BACKGROUND: A new prostate cancer (PCa) grading system (namely, Gleason score-GS- ≤6 vs. 3 + 4 vs. 4 + 3 vs. 8 vs. ≥9) was recently proposed and assessed on biochemical recurrence (BCR) showing improved predictive abilities compared to the commonly used three-tier system (GS ≤6 vs. 7 vs. ≥8). We assessed the predictive ability of the five-tier grade group (GG) system on harder clinical endpoint, namely clinical recurrence (CR). METHODS: Between 2005 and 2014, 9,728 clinically localized PCa patients were treated with radical prostatectomy (RP) at two tertiary referral centers. Kaplan–Meier curves, multivariable Cox regression analyses, and concordance index (C-index) were used to assess CR after treatment according to four Gleason grade classifications at biopsy and RP: Group 1: ≤6 versus 7 versus ≥8; Group 2: ≤6 versus 3 + 4 vs. 4 + 3 versus ≥8; Group 3: ≤6 versus 7 versus 8 versus ≥9; Group 4: ≤6 versus 3 + 4 versus 4 + 3 versus 8 versus ≥9. Same analyses were repeated in patients who had BCR (n = 1,624).
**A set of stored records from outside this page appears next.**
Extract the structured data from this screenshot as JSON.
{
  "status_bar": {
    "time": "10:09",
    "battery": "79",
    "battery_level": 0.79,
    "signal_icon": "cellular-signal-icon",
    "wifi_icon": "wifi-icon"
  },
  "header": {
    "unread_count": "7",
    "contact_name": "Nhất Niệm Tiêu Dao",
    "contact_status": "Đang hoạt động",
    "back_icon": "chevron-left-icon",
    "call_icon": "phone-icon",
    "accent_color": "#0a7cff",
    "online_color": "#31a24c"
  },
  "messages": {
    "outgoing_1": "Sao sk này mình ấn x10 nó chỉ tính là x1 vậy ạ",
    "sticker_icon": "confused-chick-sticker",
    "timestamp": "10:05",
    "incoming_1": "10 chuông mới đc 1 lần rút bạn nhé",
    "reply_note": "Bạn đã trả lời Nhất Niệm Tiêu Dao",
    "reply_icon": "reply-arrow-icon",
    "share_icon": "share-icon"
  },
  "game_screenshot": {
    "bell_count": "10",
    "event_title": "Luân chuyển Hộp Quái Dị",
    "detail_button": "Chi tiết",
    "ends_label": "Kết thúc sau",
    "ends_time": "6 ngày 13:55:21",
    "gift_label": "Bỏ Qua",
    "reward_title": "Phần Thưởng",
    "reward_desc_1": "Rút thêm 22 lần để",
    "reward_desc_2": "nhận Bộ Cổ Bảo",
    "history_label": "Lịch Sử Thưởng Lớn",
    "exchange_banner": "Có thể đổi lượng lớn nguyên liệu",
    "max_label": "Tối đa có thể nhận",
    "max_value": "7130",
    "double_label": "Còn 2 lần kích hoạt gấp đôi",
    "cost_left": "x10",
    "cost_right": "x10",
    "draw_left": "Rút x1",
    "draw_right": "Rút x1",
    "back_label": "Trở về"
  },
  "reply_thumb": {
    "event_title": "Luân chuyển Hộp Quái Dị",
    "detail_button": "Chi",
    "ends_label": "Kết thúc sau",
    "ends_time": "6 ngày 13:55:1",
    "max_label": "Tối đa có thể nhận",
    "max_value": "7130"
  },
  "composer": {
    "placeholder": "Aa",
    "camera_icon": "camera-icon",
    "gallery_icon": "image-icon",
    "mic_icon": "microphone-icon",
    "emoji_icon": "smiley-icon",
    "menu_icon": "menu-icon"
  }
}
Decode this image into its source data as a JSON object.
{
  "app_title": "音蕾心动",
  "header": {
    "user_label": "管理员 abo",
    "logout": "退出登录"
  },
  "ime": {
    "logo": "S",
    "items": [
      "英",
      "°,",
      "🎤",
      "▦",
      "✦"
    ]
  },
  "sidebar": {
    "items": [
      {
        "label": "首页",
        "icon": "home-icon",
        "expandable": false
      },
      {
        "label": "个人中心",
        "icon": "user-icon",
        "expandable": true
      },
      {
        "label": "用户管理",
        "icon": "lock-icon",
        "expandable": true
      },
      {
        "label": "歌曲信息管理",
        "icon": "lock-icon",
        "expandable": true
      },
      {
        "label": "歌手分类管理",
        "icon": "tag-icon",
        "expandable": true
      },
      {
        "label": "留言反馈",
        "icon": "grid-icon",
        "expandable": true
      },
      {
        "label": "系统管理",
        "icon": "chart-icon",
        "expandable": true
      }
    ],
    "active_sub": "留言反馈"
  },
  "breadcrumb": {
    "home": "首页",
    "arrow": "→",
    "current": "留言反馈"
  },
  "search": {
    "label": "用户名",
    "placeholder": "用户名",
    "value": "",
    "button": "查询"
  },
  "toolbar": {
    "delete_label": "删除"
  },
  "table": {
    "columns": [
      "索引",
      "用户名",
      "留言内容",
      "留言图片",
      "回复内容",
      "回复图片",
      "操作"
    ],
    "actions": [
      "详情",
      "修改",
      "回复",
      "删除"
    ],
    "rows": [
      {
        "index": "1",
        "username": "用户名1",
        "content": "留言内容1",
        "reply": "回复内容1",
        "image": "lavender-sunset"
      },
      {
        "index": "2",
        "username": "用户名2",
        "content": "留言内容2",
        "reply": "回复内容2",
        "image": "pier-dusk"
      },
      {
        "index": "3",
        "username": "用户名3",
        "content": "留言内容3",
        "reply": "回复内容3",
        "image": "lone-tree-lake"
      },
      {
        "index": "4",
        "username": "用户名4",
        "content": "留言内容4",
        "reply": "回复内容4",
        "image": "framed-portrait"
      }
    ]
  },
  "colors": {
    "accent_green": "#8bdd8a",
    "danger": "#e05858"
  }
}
Decision curve analyses were performed to evaluate and compare the net benefit associated with the use of the four Gleason grade classifications. RESULTS: Overall, 443 (4.6%) patients had CR. The hazard ratio of the GS 3 + 4, 4 + 3, 8, and ≥9 relative to GS ≤6 were 3.63, 5.93, 11.44, 18.08 and 4.93, 9.99, 15.31 and 25.12 in the pre- and post-treatment models, respectively. The C-index of the five-tier GG system was slightly higher relative to the other 3 Gleason grade classifications both in the pre- (range: 0.001–0.006) and post-treatment models (range: 0–0.008). Similar findings were observed when we focused our analyses in patients with BCR after RP. The use of the five-tier GG system did not result into higher net-benefit relative to the other three Gleason grade classifications. CONCLUSIONS: The difference in accuracy between the five-tier GG system and the other Gleason grade classifications, using CR as an endpoint, is clinically negligible. Current evidence suggests that the five-tier GG system represents a simplified user-friendly scheme available for patient counseling rather than a new histopathological diagnostic system that improves the prediction of CR. Prostate 77:263–273, 2017.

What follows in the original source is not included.